MFRI´s seminar on 9 October at 10.30 will focus on Poleward Ocean heat transport. Professor Lars Henrik Smedsrud from the University of Bergen will give a talk called: An updated Nordic Seas Overview – no sign of weakening transports or AMOC.
The seminar is held on-site in Hafnarfjordur, Iceland and online (link below) and is open for everyone.
About the seminar
Poleward Ocean heat transport is a key process in the global climate system and mostly occurs in the Atlantic sector through the Nordic Seas. We review the northward Atlantic Water (AW) heat transport, and heat loss to the atmosphere since 1900 based on sea ice-ocean simulations forced by reanalyzed atmospheric fields, a comprehensive hydrographic database since 1950 and AW inflow observations since 1996.
The Arctic Ocean, including the Nordic and Barents Seas, has warmed since the 1970s. This warming is congruent with observed increased AW ocean heat transport and sea-ice loss. The Barents Sea has warmed by about +2°C, lost most of the winter sea-ice, and lost more heat. The Greenland Sea shows an advective freshening event from 1980’s to 2000 that prevented deep water formation, but the intermediate water produced instead appears to be sufficient to maintain the dense outflow to the North Atlantic.

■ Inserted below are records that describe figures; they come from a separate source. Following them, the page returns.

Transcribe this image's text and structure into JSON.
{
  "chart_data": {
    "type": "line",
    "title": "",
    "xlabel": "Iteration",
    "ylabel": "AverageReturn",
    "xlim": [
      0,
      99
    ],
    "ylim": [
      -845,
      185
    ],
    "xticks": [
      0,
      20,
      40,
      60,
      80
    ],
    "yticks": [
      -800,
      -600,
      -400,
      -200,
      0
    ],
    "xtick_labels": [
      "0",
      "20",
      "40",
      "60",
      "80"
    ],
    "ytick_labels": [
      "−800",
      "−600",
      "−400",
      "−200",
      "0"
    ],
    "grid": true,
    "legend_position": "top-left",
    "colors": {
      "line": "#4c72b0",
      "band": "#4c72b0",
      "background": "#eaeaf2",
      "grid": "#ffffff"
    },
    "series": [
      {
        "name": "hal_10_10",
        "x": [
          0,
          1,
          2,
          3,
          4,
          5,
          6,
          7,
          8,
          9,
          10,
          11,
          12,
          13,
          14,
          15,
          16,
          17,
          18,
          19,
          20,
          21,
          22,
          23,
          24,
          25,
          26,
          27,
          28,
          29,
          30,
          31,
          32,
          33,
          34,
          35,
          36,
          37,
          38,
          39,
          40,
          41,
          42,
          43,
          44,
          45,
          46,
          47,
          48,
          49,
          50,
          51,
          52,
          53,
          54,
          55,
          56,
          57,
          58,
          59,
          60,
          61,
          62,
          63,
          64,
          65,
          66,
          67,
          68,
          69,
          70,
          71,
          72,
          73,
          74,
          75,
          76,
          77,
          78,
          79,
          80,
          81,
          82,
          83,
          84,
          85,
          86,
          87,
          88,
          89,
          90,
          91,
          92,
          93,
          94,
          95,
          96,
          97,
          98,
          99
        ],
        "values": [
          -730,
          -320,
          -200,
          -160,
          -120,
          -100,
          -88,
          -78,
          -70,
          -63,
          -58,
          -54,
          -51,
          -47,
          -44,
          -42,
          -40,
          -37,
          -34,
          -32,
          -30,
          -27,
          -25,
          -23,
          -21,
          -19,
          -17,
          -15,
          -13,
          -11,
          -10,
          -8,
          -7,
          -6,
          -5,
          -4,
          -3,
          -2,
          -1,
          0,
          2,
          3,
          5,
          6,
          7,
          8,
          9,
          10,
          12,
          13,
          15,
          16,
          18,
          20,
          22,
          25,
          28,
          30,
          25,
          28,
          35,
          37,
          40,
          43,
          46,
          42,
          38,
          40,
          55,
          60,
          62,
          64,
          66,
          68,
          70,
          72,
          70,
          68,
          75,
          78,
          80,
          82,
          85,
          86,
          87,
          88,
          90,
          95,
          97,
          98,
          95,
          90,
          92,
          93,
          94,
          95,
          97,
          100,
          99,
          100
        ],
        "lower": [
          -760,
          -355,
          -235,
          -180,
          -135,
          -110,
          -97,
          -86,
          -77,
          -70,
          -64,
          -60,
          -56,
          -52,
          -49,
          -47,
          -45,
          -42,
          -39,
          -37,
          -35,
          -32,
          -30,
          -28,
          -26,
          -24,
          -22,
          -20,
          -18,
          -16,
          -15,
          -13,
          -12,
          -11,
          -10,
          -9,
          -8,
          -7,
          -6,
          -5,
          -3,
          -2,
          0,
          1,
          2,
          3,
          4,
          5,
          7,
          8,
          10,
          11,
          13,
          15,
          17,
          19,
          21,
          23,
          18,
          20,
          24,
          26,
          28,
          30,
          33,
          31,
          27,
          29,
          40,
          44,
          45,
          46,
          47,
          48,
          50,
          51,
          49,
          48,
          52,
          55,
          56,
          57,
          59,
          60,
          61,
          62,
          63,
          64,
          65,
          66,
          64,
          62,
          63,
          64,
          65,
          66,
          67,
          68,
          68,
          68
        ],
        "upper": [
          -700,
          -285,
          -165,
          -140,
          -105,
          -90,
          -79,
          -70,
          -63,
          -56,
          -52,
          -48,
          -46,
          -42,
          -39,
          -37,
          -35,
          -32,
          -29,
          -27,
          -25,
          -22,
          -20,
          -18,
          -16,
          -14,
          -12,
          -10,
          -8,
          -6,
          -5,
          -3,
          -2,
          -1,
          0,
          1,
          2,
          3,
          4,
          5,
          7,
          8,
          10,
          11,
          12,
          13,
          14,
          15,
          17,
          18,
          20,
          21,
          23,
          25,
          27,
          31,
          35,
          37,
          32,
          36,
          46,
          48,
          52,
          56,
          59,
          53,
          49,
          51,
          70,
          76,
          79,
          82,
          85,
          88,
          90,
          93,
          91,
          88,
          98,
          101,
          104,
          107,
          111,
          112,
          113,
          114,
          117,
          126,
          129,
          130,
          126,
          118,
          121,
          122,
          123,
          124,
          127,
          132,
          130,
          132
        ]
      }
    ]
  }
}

Heat loss to the atmosphere occurs in the Nordic Seas (60% of total) with large atmospheric year-to-year variability. Heat loss from the Barents Sea (∼30%) and other Arctic seas farther north (∼10%) is overall smaller but exhibits large positive trends. The AW heat transport, heat loss to the atmosphere, and dense outflow to the subpolar North Atlantic have thus all increased since 1900. These are consistently related through theoretical scaling. There are no signs of a weakened AW inflow or ocean heat transport around the Faroe Islands or along the Norwegian coast, but significant and expected wind-driven variability. These findings are at odds with predictions of a weakened Atlantic Meridional Overturning Circulation (AMOC) and indicate instead an increasing ocean heat transport towards the Arctic Ocean.
About the speaker
Lars Henrik Smedsrud has a wide experience in polar oceanography from Arctic and Antarctic waters. He is leading a network for polar researchers at the University in Bergen and he has been a professor II at the University Centre in Svalbard (UNIS) since 2014. Additionally, he has been a member of the scientific advisory board in the Arctic Ice Project (2020-2023), the US-Norway Arctic Fulbright Chair (2019-2020), part of the Scientific Steering Group in CliC (2015-2021, Climate and the Cryosphere, World Climate Research Programme) and a coordinator in Arctic ECRA (2014-2021, European Climate Research Alliance). He is also a Norwegian participant in the 'Fulbright Arctic Initiative' (2024-2026), a "Polar Expert" in an EU project that coordinates European Polar research, and a member of the 'Northern Ocean Panel' and active in producing a 'roadmap' on how we can help restoring Arctic sea ice lead by Ocean Visions. Recently, he also became a member of the Environmental panel in EASAC (European Academies Science Advisory Council) . Lars Henrik has extensive field experience, he has participated in several international laboratory experiments, and has worked with a number of different numerical models. Modelling activity includes circulation in the Arctic Ocean and the Nordic Seas, coupled column modelling of the Arctic Ocean, sub ice shelf circulation under the Fimbul Ice Shelf in Antarctica, polynya dynamics on Svalbard, and export and cover of Arctic sea-ice in Global Earth System Models.